# "500bhp tested" DC motor on ebay?



## kodachrome (Apr 27, 2017)

Ive been lurking for like 3 years now, can never nail down a plan for a high performance EV build on an Audi A4. 
This caught my eye, interesting back story but seems a bit pricey for a DC motor and something with no specs or warranty:

http://www.ebay.co.uk/itm/302274934839?_trksid=p2055119.m1438.l2649&ssPageName=STRK:MEBIDX:IT

Thoughts?


----------



## major (Apr 4, 2008)

kodachrome said:


> Ive been lurking for like 3 years now, can never nail down a plan for a high performance EV build on an Audi A4.
> This caught my eye, interesting back story but seems a bit pricey for a DC motor and something with no specs or warranty:
> 
> http://www.ebay.co.uk/itm/302274934839?_trksid=p2055119.m1438.l2649&ssPageName=STRK:MEBIDX:IT
> ...


Looks like it is from Ron A (aka.

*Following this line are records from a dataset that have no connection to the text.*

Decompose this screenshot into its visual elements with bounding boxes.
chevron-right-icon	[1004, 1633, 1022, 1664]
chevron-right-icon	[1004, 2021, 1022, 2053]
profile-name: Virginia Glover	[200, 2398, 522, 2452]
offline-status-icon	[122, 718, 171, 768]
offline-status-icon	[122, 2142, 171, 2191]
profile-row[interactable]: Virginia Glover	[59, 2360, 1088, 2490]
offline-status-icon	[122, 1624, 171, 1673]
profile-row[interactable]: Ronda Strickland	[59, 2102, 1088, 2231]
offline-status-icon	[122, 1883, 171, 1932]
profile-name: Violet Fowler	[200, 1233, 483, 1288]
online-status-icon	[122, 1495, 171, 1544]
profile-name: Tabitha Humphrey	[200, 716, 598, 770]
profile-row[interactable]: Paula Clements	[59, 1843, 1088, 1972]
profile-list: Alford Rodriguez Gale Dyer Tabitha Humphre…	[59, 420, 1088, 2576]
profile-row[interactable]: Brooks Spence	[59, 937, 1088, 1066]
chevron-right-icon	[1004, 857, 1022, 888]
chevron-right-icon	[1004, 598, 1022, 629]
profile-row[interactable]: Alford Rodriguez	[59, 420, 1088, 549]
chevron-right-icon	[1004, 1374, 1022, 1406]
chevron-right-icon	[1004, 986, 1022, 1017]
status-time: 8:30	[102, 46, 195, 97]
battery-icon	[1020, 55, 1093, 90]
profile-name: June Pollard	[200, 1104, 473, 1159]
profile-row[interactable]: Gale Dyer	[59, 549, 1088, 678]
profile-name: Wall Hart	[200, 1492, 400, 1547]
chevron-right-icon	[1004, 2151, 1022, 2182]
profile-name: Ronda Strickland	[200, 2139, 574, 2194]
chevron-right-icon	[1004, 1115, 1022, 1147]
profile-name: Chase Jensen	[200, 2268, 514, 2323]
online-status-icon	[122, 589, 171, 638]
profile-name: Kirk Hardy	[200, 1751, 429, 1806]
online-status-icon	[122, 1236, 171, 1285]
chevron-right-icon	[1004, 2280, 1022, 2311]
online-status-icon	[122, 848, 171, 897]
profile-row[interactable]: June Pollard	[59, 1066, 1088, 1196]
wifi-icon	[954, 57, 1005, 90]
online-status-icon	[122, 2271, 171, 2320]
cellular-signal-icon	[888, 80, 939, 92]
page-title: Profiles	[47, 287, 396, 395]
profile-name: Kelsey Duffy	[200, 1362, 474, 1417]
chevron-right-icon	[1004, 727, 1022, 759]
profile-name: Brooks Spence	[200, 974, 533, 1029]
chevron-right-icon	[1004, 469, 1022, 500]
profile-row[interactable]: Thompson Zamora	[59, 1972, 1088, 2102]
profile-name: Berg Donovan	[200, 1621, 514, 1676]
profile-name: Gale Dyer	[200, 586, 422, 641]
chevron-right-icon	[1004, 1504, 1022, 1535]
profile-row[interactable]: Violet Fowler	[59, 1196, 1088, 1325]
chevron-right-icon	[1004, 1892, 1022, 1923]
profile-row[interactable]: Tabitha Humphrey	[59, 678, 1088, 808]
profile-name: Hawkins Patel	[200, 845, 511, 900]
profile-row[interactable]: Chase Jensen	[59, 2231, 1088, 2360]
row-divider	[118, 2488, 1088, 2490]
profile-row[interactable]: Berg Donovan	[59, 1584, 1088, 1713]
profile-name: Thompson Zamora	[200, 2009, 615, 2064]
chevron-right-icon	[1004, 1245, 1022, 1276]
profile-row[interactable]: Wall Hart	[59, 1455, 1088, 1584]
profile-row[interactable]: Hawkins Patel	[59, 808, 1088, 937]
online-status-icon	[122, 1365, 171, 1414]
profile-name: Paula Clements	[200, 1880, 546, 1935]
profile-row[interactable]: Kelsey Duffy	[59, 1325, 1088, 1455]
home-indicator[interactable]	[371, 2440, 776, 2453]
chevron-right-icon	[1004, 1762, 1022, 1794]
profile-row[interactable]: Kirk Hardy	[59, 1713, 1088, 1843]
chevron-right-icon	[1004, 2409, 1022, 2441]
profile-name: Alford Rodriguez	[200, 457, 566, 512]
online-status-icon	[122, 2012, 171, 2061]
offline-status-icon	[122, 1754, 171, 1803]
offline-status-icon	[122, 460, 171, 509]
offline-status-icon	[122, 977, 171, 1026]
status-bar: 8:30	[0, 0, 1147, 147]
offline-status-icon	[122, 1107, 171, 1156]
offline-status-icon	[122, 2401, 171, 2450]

LithiumanicsEVracing or GeoMetric). You can search those usernames and find his build and bitch threads. Builder was Dennis Beurbe (sp?) who was/is (?) top knotch go-fast drag guy; builder, owner, driver and still holds record 1/4m, I think. Thanks for posting that link. I always wondered what kind of $ old Ronnie was dropping into his EV sport adverture. Still expensive but might get you better ETs than Tesla model S at your local drag strip if that's your game.

major

{edit}
Just noticed that seller is epc. That is PZigouras' company. PZig has the worst rep on this board. There is good reason to stay far away from any dealing with PZig (or Ronnie) in my opinion.


----------